Heavy Quark Symmetry Predictions for Weakly Bound B-Meson Molecules

TL;DR

This paper develops an effective field theory based on heavy quark spin symmetry to predict properties of newly observed bottom meson molecules, including line shapes and decay rates.

Contribution

It introduces a novel effective field theory framework for B-meson molecules that incorporates heavy quark spin symmetry and predicts their observable properties.

Findings

Predicted line shapes near B(*)B(*) thresholds.

Calculated decay rates of bottom meson bound states.

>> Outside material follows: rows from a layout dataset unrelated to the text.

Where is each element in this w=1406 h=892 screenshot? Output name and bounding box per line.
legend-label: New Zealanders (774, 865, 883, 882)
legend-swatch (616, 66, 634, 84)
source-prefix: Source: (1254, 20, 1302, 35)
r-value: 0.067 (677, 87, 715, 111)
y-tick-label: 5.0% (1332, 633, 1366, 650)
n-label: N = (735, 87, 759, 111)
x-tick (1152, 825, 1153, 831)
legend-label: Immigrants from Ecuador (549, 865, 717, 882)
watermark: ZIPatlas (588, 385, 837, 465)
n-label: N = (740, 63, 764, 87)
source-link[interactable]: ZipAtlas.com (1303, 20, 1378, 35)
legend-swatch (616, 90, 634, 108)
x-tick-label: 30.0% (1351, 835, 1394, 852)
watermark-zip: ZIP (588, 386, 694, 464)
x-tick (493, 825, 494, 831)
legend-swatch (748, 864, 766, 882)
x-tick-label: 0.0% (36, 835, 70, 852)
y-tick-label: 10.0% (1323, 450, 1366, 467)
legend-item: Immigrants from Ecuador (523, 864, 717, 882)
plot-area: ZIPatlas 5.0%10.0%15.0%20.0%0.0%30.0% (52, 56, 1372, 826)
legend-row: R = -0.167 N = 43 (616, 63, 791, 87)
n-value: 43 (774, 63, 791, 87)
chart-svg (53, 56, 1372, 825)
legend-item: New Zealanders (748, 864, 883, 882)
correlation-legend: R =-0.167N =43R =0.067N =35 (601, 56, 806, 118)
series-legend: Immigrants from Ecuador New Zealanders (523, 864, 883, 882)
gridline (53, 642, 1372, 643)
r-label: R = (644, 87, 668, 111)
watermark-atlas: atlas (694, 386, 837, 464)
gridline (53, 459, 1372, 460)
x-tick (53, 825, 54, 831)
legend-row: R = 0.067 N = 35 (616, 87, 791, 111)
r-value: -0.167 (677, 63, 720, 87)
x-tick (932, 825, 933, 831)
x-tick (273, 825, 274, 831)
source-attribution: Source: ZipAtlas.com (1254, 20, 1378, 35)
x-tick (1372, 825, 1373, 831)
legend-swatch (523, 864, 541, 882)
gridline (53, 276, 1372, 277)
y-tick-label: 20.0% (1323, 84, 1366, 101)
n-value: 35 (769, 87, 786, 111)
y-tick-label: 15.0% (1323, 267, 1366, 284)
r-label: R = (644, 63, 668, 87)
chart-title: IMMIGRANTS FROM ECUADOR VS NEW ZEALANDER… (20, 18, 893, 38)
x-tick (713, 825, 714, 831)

Derived new heavy quark spin symmetry relations for parameters.

Abstract

Recently the Belle collaboration discovered two resonances, Zb(10610) and Zb(10650), that lie very close to the B\bar{B}^* and B^*\bar{B}^* thresholds, respectively. It is natural to suppose that these are molecular states of bottom and anti-bottom mesons. Under this assumption, we introduce an effective field theory for the Zb(10610) and Zb(10650), as well as similar unobserved states that are expected on the basis of heavy quark spin symmetry. The molecules are assumed to arise from short-range interactions that respect heavy quark spin symmetry. We use the theory to calculate line shapes in the vicinity of B^{(*)}\bar{B}^{(*)} thresholds as well as two-body decay rates of the new bottom meson bound states. We derive new heavy quark spin symmetry predictions for the parameters appearing in the line shapes as well as the total and partial widths of the states.